Казаки радовались: вылазка на диво была удачной, без единой потери. И все ж без потерь не обошлось: в трети поприща от реки Мамону удалось выплюнуть кляп. Тотчас гулко, истошно закричал:

— Измена! Спасите! Подымайтесь, служилые! Воры!

Юшка вновь заткнул ему рот, но было уже поздно. Царева рать пришла в движение. К реке пришлось пробиваться. Добро, суматоха, добро, ночка черная (разбери — где свои, где чужие), а то бы все полегли. В крепость вернулись без десяти казаков.
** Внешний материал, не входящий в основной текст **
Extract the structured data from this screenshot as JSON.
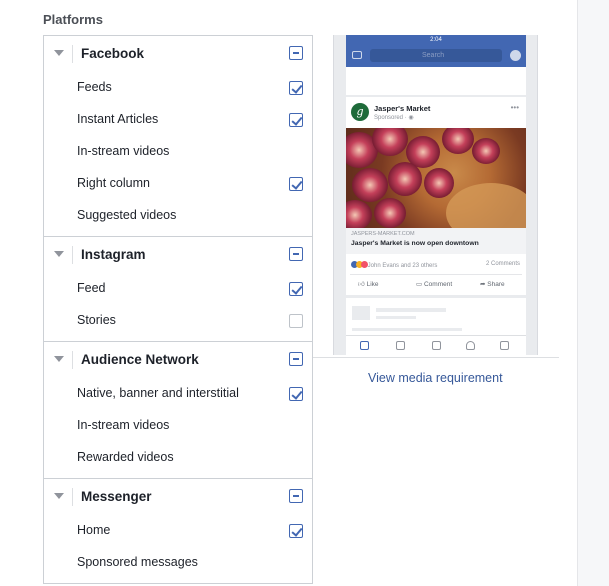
{
  "section_title": "Platforms",
  "groups": [
    {
      "name": "Facebook",
      "items": [
        {
          "label": "Feeds",
          "checked": true
        },
        {
          "label": "Instant Articles",
          "checked": true
        },
        {
          "label": "In-stream videos",
          "checked": null
        },
        {
          "label": "Right column",
          "checked": true
        },
        {
          "label": "Suggested videos",
          "checked": null
        }
      ]
    },
    {
      "name": "Instagram",
      "items": [
        {
          "label": "Feed",
          "checked": true
        },
        {
          "label": "Stories",
          "checked": false
        }
      ]
    },
    {
      "name": "Audience Network",
      "items": [
        {
          "label": "Native, banner and interstitial",
          "checked": true
        },
        {
          "label": "In-stream videos",
          "checked": null
        },
        {
          "label": "Rewarded videos",
          "checked": null
        }
      ]
    },
    {
      "name": "Messenger",
      "items": [
        {
          "label": "Home",
          "checked": true
        },
        {
          "label": "Sponsored messages",
          "checked": null
        }
      ]
    }
  ],
  "preview": {
    "status_time": "2:04",
    "search_placeholder": "Search",
    "page_name": "Jasper's Market",
    "sponsored": "Sponsored · ",
    "avatar_letter": "g",
    "link_domain": "JASPERS-MARKET.COM",
    "link_title": "Jasper's Market is now open downtown",
    "reactions_text": "John Evans and 23 others",
    "comments_count": "2 Comments",
    "like_label": "Like",
    "comment_label": "Comment",
    "share_label": "Share"
  },
  "view_media_link": "View media requirement",
  "colors": {
    "accent": "#4267b2",
    "border": "#ccd0d5",
    "link": "#365899"
  }
}
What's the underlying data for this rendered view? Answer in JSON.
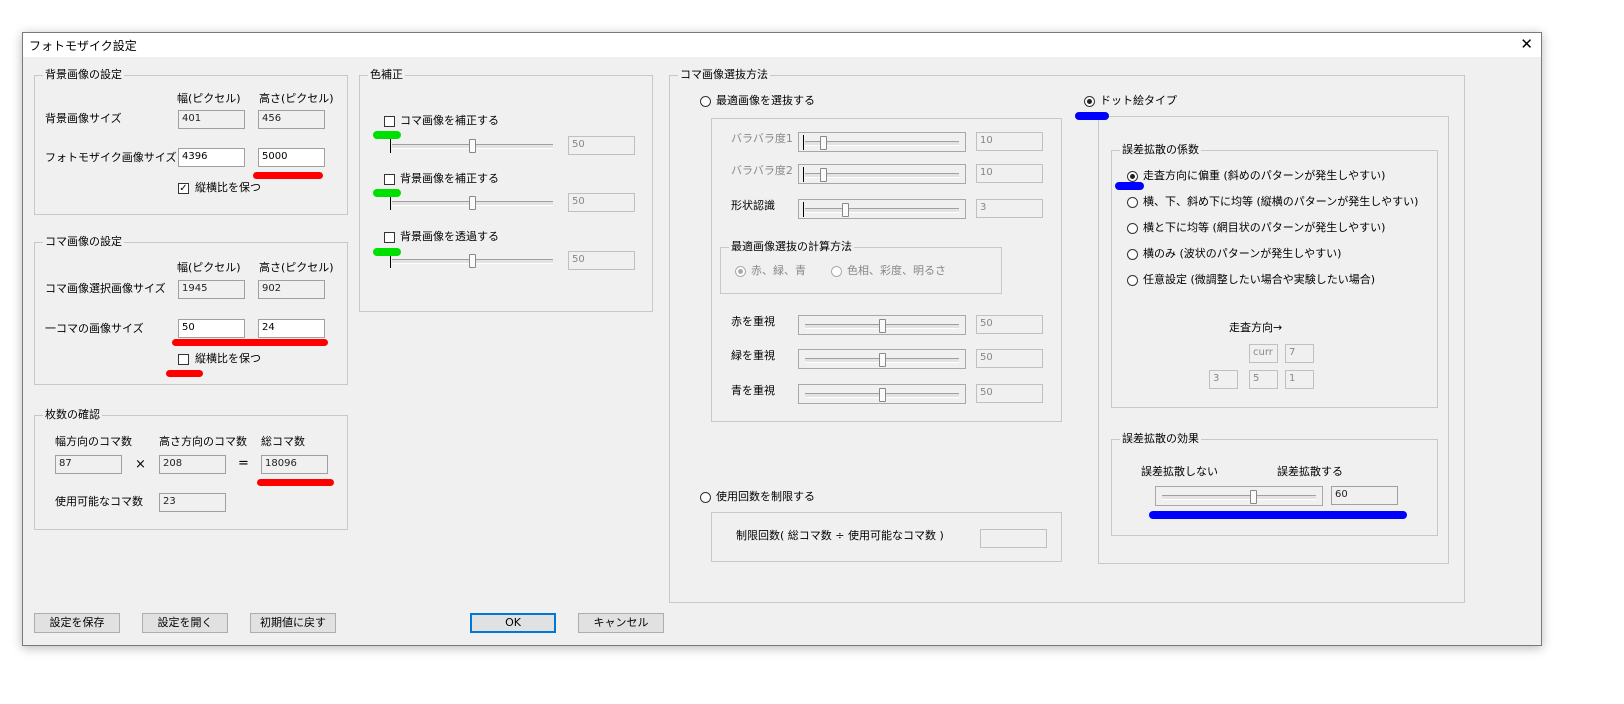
{
  "window": {
    "title": "フォトモザイク設定",
    "close_glyph": "✕"
  },
  "background_image": {
    "group_label": "背景画像の設定",
    "col_width": "幅(ピクセル)",
    "col_height": "高さ(ピクセル)",
    "bg_size_label": "背景画像サイズ",
    "bg_width": "401",
    "bg_height": "456",
    "mosaic_size_label": "フォトモザイク画像サイズ",
    "mosaic_width": "4396",
    "mosaic_height": "5000",
    "keep_aspect_label": "縦横比を保つ",
    "keep_aspect_checked": true
  },
  "tile_image": {
    "group_label": "コマ画像の設定",
    "col_width": "幅(ピクセル)",
    "col_height": "高さ(ピクセル)",
    "select_size_label": "コマ画像選択画像サイズ",
    "select_width": "1945",
    "select_height": "902",
    "tile_size_label": "一コマの画像サイズ",
    "tile_width": "50",
    "tile_height": "24",
    "keep_aspect_label": "縦横比を保つ",
    "keep_aspect_checked": false
  },
  "count_check": {
    "group_label": "枚数の確認",
    "horizontal_label": "幅方向のコマ数",
    "horizontal_value": "87",
    "times_symbol": "×",
    "vertical_label": "高さ方向のコマ数",
    "vertical_value": "208",
    "equals_symbol": "=",
    "total_label": "総コマ数",
    "total_value": "18096",
    "usable_label": "使用可能なコマ数",
    "usable_value": "23"
  },
  "color_correction": {
    "group_label": "色補正",
    "items": [
      {
        "label": "コマ画像を補正する",
        "checked": false,
        "value": "50",
        "level": 0.5
      },
      {
        "label": "背景画像を補正する",
        "checked": false,
        "value": "50",
        "level": 0.5
      },
      {
        "label": "背景画像を透過する",
        "checked": false,
        "value": "50",
        "level": 0.5
      }
    ]
  },
  "selection": {
    "group_label": "コマ画像選抜方法",
    "optimal_radio_label": "最適画像を選抜する",
    "params": [
      {
        "label": "バラバラ度1",
        "value": "10",
        "level": 0.1
      },
      {
        "label": "バラバラ度2",
        "value": "10",
        "level": 0.1
      },
      {
        "label": "形状認識",
        "value": "3",
        "level": 0.25
      }
    ],
    "calc_group_label": "最適画像選抜の計算方法",
    "calc_rgb_label": "赤、緑、青",
    "calc_hsv_label": "色相、彩度、明るさ",
    "weights": [
      {
        "label": "赤を重視",
        "value": "50",
        "level": 0.5
      },
      {
        "label": "緑を重視",
        "value": "50",
        "level": 0.5
      },
      {
        "label": "青を重視",
        "value": "50",
        "level": 0.5
      }
    ],
    "limit_radio_label": "使用回数を制限する",
    "limit_formula_label": "制限回数( 総コマ数 ÷ 使用可能なコマ数 )",
    "limit_value": "",
    "dot_radio_label": "ドット絵タイプ",
    "error_coef_group_label": "誤差拡散の係数",
    "coef_options": [
      {
        "label": "走査方向に偏重 (斜めのパターンが発生しやすい)",
        "selected": true
      },
      {
        "label": "横、下、斜め下に均等 (縦横のパターンが発生しやすい)",
        "selected": false
      },
      {
        "label": "横と下に均等 (網目状のパターンが発生しやすい)",
        "selected": false
      },
      {
        "label": "横のみ (波状のパターンが発生しやすい)",
        "selected": false
      },
      {
        "label": "任意設定 (微調整したい場合や実験したい場合)",
        "selected": false
      }
    ],
    "scan_direction_label": "走査方向→",
    "matrix": {
      "curr": "curr",
      "right": "7",
      "below_left": "3",
      "below": "5",
      "below_right": "1"
    },
    "error_effect_group_label": "誤差拡散の効果",
    "no_diffusion_label": "誤差拡散しない",
    "diffusion_label": "誤差拡散する",
    "effect_value": "60",
    "effect_level": 0.6
  },
  "buttons": {
    "save": "設定を保存",
    "open": "設定を開く",
    "reset": "初期値に戻す",
    "ok": "OK",
    "cancel": "キャンセル"
  },
  "colors": {
    "red_mark": "#ff0000",
    "green_mark": "#00e000",
    "blue_mark": "#0000ff",
    "dialog_bg": "#f0f0f0"
  }
}
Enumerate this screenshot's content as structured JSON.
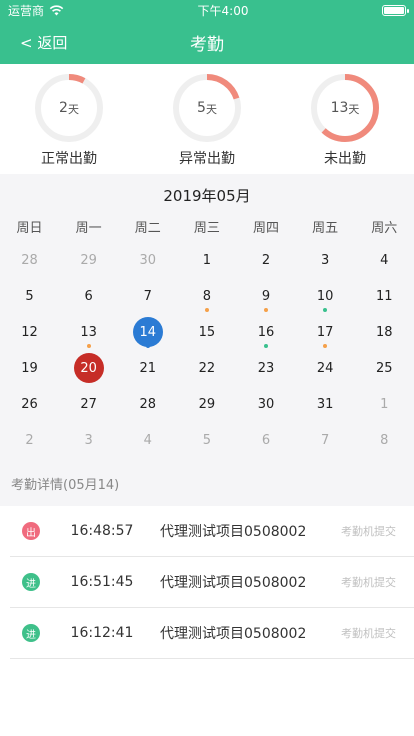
{
  "status_bar": {
    "carrier": "运营商",
    "time": "下午4:00"
  },
  "nav": {
    "back_label": "< 返回",
    "title": "考勤"
  },
  "colors": {
    "header_bg": "#39c08e",
    "ring_fg": "#f08a7c",
    "ring_bg": "#efefef",
    "selected_day": "#2b7bd4",
    "today_day": "#c62d27",
    "dot_orange": "#f5a04a",
    "dot_green": "#39c08e",
    "badge_out": "#f06b7e",
    "badge_in": "#3fc08a"
  },
  "summary": [
    {
      "value": "2",
      "unit": "天",
      "label": "正常出勤",
      "fraction": 0.08
    },
    {
      "value": "5",
      "unit": "天",
      "label": "异常出勤",
      "fraction": 0.2
    },
    {
      "value": "13",
      "unit": "天",
      "label": "未出勤",
      "fraction": 0.62
    }
  ],
  "calendar": {
    "month_label": "2019年05月",
    "weekdays": [
      "周日",
      "周一",
      "周二",
      "周三",
      "周四",
      "周五",
      "周六"
    ],
    "days": [
      {
        "d": "28",
        "m": true
      },
      {
        "d": "29",
        "m": true
      },
      {
        "d": "30",
        "m": true
      },
      {
        "d": "1"
      },
      {
        "d": "2"
      },
      {
        "d": "3"
      },
      {
        "d": "4"
      },
      {
        "d": "5"
      },
      {
        "d": "6"
      },
      {
        "d": "7"
      },
      {
        "d": "8",
        "dot": "orange"
      },
      {
        "d": "9",
        "dot": "orange"
      },
      {
        "d": "10",
        "dot": "green"
      },
      {
        "d": "11"
      },
      {
        "d": "12"
      },
      {
        "d": "13",
        "dot": "orange"
      },
      {
        "d": "14",
        "state": "selected",
        "dot": "blue"
      },
      {
        "d": "15"
      },
      {
        "d": "16",
        "dot": "green"
      },
      {
        "d": "17",
        "dot": "orange"
      },
      {
        "d": "18"
      },
      {
        "d": "19"
      },
      {
        "d": "20",
        "state": "today"
      },
      {
        "d": "21"
      },
      {
        "d": "22"
      },
      {
        "d": "23"
      },
      {
        "d": "24"
      },
      {
        "d": "25"
      },
      {
        "d": "26"
      },
      {
        "d": "27"
      },
      {
        "d": "28"
      },
      {
        "d": "29"
      },
      {
        "d": "30"
      },
      {
        "d": "31"
      },
      {
        "d": "1",
        "m": true
      },
      {
        "d": "2",
        "m": true
      },
      {
        "d": "3",
        "m": true
      },
      {
        "d": "4",
        "m": true
      },
      {
        "d": "5",
        "m": true
      },
      {
        "d": "6",
        "m": true
      },
      {
        "d": "7",
        "m": true
      },
      {
        "d": "8",
        "m": true
      }
    ]
  },
  "details": {
    "header": "考勤详情(05月14)",
    "records": [
      {
        "badge": "出",
        "kind": "out",
        "time": "16:48:57",
        "project": "代理测试项目0508002",
        "source": "考勤机提交"
      },
      {
        "badge": "进",
        "kind": "in",
        "time": "16:51:45",
        "project": "代理测试项目0508002",
        "source": "考勤机提交"
      },
      {
        "badge": "进",
        "kind": "in",
        "time": "16:12:41",
        "project": "代理测试项目0508002",
        "source": "考勤机提交"
      }
    ]
  }
}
Мамона заточили в Тайницкую башню. Был подавлен. Страшился казни, страшился… встречи с Болотниковым. Ждал его, ждал час, другой, ждал, покрываясь липким потом.

Шаги!.. Тяжелые, гулкие, чугунные шаги… Он! И четверо людей с факелами.

— Еще огня!

«Зачем ему столько света?.. Боже, как страшен его взор!»

— Оставьте нас.

Болотников подносит факел к лицу Мамона. Смотрит, жутко смотрит. Мамон невольно поднимается и пятится к стене. Из дрожащих, помертвелых губ сбивчивые, сдавленные слова:

— Ты это… слышь… у меня казна несметная… Вызволи. Вот тебе… Слышь?

Молчит Болотников и все жгет, жгет Мамона ярыми, сатанинскими глазами. Какую же казнь придумать для этого выродка, чем и как истерзать его поганое тело? Четвертовать, сжечь на костре, бросить к зверям?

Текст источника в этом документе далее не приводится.